Sen. McCain vowed to have the federal government step in, buy up “bad” home mortgages and renegotiate the terms in an effort to “give some trust and confidence back to America.”

“It’s my proposal; it’s not Sen. Obama’s proposal; it’s not President Bush’s proposal,” said U.S. Sen. McCain, R-Ariz. “But I know how to get America working again, restore our economy and take care of working Americans.”

Sen. Obama, meanwhile, said the current economic crisis, which he called the worst since the Great Depression of the 1930s, is the “final verdict on the failed economic policies of the last eight years.” He said those policies, “strongly promoted by President Bush and supported” by Sen. McCain, included stripping away consumer regulations while promoting efforts to “let the market run wild.”

He pledged to crack down on Wall Street CEOs and push tax cuts for middle-class Americans.

Sen. McCain charged that “nailing down Sen. Obama’s various tax proposals is like nailing Jell-O to the wall.”

The two candidates’ exchanges on these and other issues often were blunt in the 90-minute debate at Belmont University. But while the candidates questioned one another’s judgment, they largely avoided the personal attacks that have dominated the campaign since last weekend.

The town-hall style debate, moderated by NBC’s Tom Brokaw, featured questions on domestic and foreign policy posed largely by undecided Nashville area voters selected by the nonpartisan Gallup Organization. Some questions were fielded via the Internet.

With polls showing Sen. Obama pulling ahead, Sen. McCain was under pressure to make a better showing than in the candidates’ first debate. He was aggressive from the start, citing his own proposal to soothe a deteriorating economic situation that Congress had hoped to resolve with last week’s $700 billion rescue package for the financial industry.

Later, Sen. McCain said he is well versed in foreign affairs, and he questioned Sen. Obama’s judgment.

“My judgment is something that I think I have a record to stand on,” Sen. McCain said, noting that the challenge a president faces when trying to decide on use of military force is “to know when to go in and when not.”

But Sen. Obama questioned Sen. McCain’s judgment when it came to the Iraq War and possible conflict with Iran.

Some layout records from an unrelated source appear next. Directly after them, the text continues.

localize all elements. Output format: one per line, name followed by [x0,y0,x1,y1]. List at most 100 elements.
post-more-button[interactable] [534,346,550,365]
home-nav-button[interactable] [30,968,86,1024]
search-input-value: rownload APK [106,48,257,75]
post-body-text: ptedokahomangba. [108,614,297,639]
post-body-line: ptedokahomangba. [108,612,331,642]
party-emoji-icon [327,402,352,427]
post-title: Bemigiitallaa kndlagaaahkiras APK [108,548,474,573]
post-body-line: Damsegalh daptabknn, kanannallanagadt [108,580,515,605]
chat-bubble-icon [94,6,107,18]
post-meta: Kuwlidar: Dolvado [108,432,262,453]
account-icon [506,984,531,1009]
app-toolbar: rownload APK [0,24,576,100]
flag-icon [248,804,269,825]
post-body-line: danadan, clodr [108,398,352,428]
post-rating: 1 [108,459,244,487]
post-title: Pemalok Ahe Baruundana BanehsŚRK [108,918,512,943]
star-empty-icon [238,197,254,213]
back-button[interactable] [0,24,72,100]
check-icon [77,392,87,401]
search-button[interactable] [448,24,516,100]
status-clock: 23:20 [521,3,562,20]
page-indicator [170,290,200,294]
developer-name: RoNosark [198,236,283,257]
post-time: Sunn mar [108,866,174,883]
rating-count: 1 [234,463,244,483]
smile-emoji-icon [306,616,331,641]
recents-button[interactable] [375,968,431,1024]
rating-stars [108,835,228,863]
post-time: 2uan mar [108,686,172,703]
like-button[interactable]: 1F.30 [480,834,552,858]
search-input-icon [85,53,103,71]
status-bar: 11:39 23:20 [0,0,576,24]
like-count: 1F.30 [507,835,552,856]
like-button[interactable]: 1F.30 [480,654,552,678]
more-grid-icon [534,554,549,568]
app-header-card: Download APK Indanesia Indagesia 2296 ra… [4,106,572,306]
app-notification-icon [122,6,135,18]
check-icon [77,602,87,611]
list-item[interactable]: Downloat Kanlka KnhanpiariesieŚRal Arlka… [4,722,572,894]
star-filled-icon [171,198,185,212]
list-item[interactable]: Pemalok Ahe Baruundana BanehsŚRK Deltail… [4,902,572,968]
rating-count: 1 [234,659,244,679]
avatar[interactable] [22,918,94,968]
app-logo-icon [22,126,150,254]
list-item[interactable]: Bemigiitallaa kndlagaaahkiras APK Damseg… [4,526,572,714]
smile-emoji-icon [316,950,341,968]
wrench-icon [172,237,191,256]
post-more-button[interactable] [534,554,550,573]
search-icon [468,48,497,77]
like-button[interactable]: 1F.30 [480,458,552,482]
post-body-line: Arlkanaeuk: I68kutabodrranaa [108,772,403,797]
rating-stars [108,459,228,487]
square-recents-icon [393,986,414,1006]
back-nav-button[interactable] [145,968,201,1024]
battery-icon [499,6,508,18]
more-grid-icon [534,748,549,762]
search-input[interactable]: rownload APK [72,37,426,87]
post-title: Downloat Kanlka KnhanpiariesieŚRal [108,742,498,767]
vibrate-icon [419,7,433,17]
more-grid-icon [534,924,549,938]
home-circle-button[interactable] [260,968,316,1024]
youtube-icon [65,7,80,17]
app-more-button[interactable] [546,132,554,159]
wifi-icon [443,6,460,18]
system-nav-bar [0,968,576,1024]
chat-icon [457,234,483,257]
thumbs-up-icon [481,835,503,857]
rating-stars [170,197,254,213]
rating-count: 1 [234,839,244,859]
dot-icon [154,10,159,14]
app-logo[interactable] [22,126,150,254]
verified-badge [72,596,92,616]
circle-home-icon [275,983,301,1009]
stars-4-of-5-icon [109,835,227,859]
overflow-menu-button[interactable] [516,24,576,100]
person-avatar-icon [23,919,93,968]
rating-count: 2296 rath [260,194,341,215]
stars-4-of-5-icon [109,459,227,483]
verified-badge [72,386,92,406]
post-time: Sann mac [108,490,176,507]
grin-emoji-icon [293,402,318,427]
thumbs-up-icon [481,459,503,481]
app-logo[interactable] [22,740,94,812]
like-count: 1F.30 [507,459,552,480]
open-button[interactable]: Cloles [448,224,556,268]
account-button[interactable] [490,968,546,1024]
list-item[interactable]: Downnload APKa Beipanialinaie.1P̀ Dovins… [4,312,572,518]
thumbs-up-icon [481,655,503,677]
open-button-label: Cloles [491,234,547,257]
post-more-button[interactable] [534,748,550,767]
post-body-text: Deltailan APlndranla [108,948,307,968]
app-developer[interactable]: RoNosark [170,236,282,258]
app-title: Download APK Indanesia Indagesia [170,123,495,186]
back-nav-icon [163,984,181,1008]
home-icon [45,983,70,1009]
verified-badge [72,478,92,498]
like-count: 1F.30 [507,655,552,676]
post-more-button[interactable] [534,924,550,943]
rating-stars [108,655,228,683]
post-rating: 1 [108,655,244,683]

“When Sen. McCain was cheerleading the president to go into Iraq, he suggested it was going to be quick and easy — we would be greeted as liberators,” Sen. Obama said, later noting Sen. McCain now “is the guy who’s saying bomb, bomb Iran ... That is not an example of someone speaking softly.”

Both men dodged questions about Medicare reform.

Sen. Obama said the country has a “moral commitment as well as an economic imperative” to address health care coverage in general. He attacked Sen. McCain’s general health care plan, saying, “what he doesn’t tell you is he’s going to tax your employer-based health care benefits for the first time.”

Sen. McCain countered, saying his rival’s health care proposal would put mandates on employers and result in the loss of health care coverage.

“We have got to give people choice in America and not mandate things on them,” Sen. McCain said.

The two presidential hopefuls are scheduled to debate one more time at Hofstra University in Hempstead, N.Y., on Oct. 15. Their first debate was on Oct. 7 in Oxford, Miss.